MORCEGO: IMAGEM DO MAL
Por tradição popular, o morcego é uma figura tenebrosa, da
qual se deve manter distância. Bicho de maus costumes, amigo de escuridões,
frequentador de cavernas e outros locais soturnos, parceiro dileto da pior
marginalidade do mundo sobrenatural, companheiro inseparável de bruxas, almas
penadas e assombrações em seu malévolo mister de espalhar o susto e o
desassossego. Muita gente vai ainda além na enumeração de defeitos do morcego,
atribuindo-lhes uma individualidade instável, sujeita a transfigurações durante
as quais ele se converte em vampiro – contumaz beberrão que, para saciar sua sede, não hesita
em atacar os seres incautos e consumir-lhe todo o sangue das veias.
A ciência,
porém, discorda. E os naturalistas garantem que os morcegos – por eles chamados
de quirópteros – na verdade são uns tímidos, que por uma questão de
sensibilidade levam uma vida arredia e excêntrica. Mas nem por isso são
criaturas perversas como as lendas dizem. Até pelo contrário.
A ordem dos
quirópteros compreende centenas de espécie, agrupadas em duas vastas subordens:
a dos megaquirópteros e a dos microquirópteros. De modo geral, os
megaquirópteros são de grande porte e hábitos vegetarianos, enquanto que os
microquirópteros, de menor tamanho, se alimentam de insetos. Mas também há
microquirópteros que são grandes, alimentam-se de sangue (morcegos hematófagos)

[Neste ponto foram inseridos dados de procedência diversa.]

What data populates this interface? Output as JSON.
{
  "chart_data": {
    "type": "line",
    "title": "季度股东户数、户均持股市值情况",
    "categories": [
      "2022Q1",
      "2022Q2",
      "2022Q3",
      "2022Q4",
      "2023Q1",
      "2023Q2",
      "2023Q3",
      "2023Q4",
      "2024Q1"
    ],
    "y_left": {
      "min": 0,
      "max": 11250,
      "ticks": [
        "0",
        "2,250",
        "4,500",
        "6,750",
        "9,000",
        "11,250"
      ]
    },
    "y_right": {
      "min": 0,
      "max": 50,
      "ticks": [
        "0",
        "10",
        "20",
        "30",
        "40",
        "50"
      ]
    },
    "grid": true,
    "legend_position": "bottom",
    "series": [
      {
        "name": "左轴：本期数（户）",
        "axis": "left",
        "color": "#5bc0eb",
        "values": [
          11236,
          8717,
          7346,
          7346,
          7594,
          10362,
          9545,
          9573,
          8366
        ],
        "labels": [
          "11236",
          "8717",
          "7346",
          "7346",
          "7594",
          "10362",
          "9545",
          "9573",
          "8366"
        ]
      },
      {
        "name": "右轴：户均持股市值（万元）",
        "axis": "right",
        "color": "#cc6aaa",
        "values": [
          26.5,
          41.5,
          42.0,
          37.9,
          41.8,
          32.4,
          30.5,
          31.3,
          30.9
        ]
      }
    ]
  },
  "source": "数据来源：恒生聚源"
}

ou só comem frutas. Por outro lado, existem megaquirópteros pequeno, que nada
têm de vegetarianos: preferem nutrir-se de insetos.
Uma vida em boa vista
'Pteropus', mais comumente conhecido como "raposa-voadora"
A expressão “cego como um morcego” é muito usada,
mas nem por isso correta. Sem dúvida há morcegos que enxergam pouco, porém não
são todos. Muitos quirópteros são dotados de olhos grandes e eficientes, e sua
vista é tão boa, que eles se orientam exclusivamente através do aparelho
visual. Isso acontece, por exemplo, com o Pteropus edulis, popularmente chamado
de “raposa-voadora”, devido ao formato de suas orelhas. Com 1,60 m de amplitude
de asas, o Pteropus vive nas zonas quentes da Ásia, África e Oceânia, figurando
entre os maiores dentre os membros da família Pteropidae (a única da subordem
dos megaquirópteros).
Outra foto do morcego da espécie 'Pteropus', mais comumente conhecido como "raposa-voadora"

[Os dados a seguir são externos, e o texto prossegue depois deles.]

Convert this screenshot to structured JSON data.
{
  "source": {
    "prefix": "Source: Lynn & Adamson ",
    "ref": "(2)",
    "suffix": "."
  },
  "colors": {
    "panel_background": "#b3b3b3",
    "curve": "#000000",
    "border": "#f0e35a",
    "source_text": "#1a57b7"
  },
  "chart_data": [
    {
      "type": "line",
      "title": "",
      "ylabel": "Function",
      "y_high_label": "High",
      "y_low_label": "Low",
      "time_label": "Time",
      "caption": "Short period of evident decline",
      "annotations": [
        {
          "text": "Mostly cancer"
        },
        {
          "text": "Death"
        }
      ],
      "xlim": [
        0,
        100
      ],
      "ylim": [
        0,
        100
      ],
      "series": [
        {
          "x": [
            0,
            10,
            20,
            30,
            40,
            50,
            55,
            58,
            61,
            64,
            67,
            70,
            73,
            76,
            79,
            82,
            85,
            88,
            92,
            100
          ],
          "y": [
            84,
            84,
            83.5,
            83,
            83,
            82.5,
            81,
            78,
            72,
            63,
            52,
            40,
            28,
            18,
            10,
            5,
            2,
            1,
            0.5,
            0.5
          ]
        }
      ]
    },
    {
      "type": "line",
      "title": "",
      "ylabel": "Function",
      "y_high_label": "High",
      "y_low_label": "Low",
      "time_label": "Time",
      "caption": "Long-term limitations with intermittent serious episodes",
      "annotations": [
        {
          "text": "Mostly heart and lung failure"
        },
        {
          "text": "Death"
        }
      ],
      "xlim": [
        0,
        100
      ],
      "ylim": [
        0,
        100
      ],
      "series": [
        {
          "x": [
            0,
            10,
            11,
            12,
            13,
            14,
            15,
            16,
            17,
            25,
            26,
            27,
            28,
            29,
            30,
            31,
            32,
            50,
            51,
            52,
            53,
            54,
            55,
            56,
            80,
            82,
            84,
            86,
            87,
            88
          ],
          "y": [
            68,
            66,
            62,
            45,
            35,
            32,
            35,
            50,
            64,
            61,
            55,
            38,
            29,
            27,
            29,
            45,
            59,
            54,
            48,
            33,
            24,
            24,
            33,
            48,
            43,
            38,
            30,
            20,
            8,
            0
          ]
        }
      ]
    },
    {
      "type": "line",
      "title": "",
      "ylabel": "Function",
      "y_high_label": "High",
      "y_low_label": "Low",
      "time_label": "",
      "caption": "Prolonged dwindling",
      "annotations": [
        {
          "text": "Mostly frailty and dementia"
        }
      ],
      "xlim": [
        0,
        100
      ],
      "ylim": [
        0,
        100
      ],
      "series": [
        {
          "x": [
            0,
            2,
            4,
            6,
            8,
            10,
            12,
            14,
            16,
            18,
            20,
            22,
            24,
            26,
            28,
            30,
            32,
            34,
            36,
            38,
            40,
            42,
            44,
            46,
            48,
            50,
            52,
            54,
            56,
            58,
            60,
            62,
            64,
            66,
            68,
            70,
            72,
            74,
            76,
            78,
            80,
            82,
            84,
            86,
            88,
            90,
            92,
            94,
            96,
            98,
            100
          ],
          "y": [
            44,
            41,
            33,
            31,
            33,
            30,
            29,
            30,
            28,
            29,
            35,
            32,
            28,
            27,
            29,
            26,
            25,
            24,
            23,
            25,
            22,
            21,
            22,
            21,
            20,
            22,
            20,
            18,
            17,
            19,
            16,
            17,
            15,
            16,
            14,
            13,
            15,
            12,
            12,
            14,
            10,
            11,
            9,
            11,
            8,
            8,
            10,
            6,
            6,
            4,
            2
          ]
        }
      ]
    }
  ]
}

Nome terrível, fama gratuita
Das dez
famílias que integram a subordem dos microquirópteros, nove são encontradas no
Brasil. A dos Rhinolophidae é uma das mais numerosas e inclui o Vampirus spectrum, cuja má fama vem
sendo cantada em prosa e verso durante séculos. Na prática, porém, o Vampyrus spectrum nada faz de espectral.

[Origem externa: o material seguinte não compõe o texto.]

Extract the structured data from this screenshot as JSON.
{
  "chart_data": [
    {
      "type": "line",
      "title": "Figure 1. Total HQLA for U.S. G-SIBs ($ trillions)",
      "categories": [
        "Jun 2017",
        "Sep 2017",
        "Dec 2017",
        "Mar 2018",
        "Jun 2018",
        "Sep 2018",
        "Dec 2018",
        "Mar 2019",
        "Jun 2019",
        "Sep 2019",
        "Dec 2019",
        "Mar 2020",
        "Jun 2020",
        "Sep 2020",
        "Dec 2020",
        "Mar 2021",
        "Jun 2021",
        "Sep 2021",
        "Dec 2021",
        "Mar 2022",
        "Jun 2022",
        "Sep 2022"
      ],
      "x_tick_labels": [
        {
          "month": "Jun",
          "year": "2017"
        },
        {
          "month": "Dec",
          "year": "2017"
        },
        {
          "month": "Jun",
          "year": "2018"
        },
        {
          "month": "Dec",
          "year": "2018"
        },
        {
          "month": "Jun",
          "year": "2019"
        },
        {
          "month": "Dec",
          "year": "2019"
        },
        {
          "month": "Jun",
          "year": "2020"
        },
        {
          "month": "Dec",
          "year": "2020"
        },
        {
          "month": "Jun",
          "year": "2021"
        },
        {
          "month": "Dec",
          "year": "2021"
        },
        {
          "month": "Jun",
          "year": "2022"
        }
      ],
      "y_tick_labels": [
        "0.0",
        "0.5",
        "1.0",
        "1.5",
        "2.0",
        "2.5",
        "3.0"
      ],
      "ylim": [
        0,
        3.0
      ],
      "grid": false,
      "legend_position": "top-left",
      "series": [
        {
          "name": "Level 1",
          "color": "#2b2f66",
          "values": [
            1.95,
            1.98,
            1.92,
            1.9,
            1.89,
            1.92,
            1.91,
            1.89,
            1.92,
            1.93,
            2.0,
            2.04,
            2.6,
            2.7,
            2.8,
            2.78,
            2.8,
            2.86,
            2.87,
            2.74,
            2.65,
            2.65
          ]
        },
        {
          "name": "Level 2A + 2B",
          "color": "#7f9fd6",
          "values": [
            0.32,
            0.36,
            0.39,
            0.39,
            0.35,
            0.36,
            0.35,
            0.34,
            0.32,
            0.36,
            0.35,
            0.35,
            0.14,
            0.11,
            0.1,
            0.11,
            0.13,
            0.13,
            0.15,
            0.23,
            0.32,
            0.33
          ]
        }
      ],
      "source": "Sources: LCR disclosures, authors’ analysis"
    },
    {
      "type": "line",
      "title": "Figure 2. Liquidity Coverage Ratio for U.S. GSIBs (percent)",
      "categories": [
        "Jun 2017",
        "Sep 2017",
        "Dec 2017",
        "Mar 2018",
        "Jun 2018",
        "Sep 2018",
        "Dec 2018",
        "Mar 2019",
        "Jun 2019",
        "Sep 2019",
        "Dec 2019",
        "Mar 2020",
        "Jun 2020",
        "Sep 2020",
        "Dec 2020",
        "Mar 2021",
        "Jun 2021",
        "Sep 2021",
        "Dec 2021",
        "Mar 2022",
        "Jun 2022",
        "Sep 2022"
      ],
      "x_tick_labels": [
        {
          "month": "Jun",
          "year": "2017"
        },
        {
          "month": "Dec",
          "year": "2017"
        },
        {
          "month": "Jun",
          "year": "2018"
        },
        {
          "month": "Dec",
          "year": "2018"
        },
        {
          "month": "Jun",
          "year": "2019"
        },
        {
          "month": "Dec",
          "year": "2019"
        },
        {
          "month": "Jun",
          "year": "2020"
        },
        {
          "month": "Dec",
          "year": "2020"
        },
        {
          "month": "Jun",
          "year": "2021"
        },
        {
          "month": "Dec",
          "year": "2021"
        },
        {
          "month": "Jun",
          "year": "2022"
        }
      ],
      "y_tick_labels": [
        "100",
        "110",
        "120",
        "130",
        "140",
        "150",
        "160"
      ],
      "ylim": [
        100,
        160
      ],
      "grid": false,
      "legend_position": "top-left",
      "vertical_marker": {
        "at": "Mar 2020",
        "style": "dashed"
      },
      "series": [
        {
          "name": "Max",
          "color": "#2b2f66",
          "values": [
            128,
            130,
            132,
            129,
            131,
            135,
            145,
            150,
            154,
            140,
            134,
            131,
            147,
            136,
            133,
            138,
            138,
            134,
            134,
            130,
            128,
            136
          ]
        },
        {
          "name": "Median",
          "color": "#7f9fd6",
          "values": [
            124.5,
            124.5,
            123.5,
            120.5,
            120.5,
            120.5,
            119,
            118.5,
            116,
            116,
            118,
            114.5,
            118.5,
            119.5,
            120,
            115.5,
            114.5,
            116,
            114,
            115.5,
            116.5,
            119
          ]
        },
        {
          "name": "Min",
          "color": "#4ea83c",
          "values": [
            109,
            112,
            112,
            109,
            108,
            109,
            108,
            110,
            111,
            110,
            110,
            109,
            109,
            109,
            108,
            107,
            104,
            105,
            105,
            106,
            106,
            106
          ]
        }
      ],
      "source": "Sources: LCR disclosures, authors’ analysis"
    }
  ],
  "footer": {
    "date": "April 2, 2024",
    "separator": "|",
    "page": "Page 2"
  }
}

Animal dos mais pacatos, leva uma vida trabalhosa e prosaica, percorrendo noite
após noite os pomares, em busca de frutas que constituem a sua modesta dieta.
Enquanto isso, um outro quiróptero chamado Desmodus
rotundus, aproveitando-se do fato de ser um ilustre desconhecido, ronda os
currais na calada da noite e ataca bois e vacas, para sugar-lhes o sangue. Além
de ser o verdadeiro vampiro, o Desmodus
é também o agente transmissor de doenças como a peste bovina e a febre aftosa.
Vampyrum spectrum
Desmodus rotundus
Tanto os Vampyrus quanto os Desmodus e as demais espécies de morcego de hoje se distribuem por
todo o mundo (num total de quase 1.000) são descendentes de uma linhagem
zoológica muito antiga, cujas origens remontam à mesma época em que viveram os
pterodáctilos (60 milhões de anos atrás).
As partes da asa
O corpo de
um morcego é recoberto de pelos. Tanto no dorso como no ventre, a pele se
alarga para ambos os lados do corpo, formando uma membrana dupla em cujo
interior se distribui uma rede de nervos e vasos sanguíneos. Sustentada pelos
ossos correspondentes aos dedos dos membros anteriores, essa membrana constitui
as asas do animal.
Na parte
correspondente à borda dianteira de casa asa, entre o ombro e o primeiro dedo,
a membrana alar toma o nome de protopatágio.
Já o setor compreendido entre os dedos é o dactilopatágio. Mais atrás, ligando o quinto dedo com o corpo, fica
o endopatágio. E a extensão que une
os membros posteriores à cauda é o uropatágio.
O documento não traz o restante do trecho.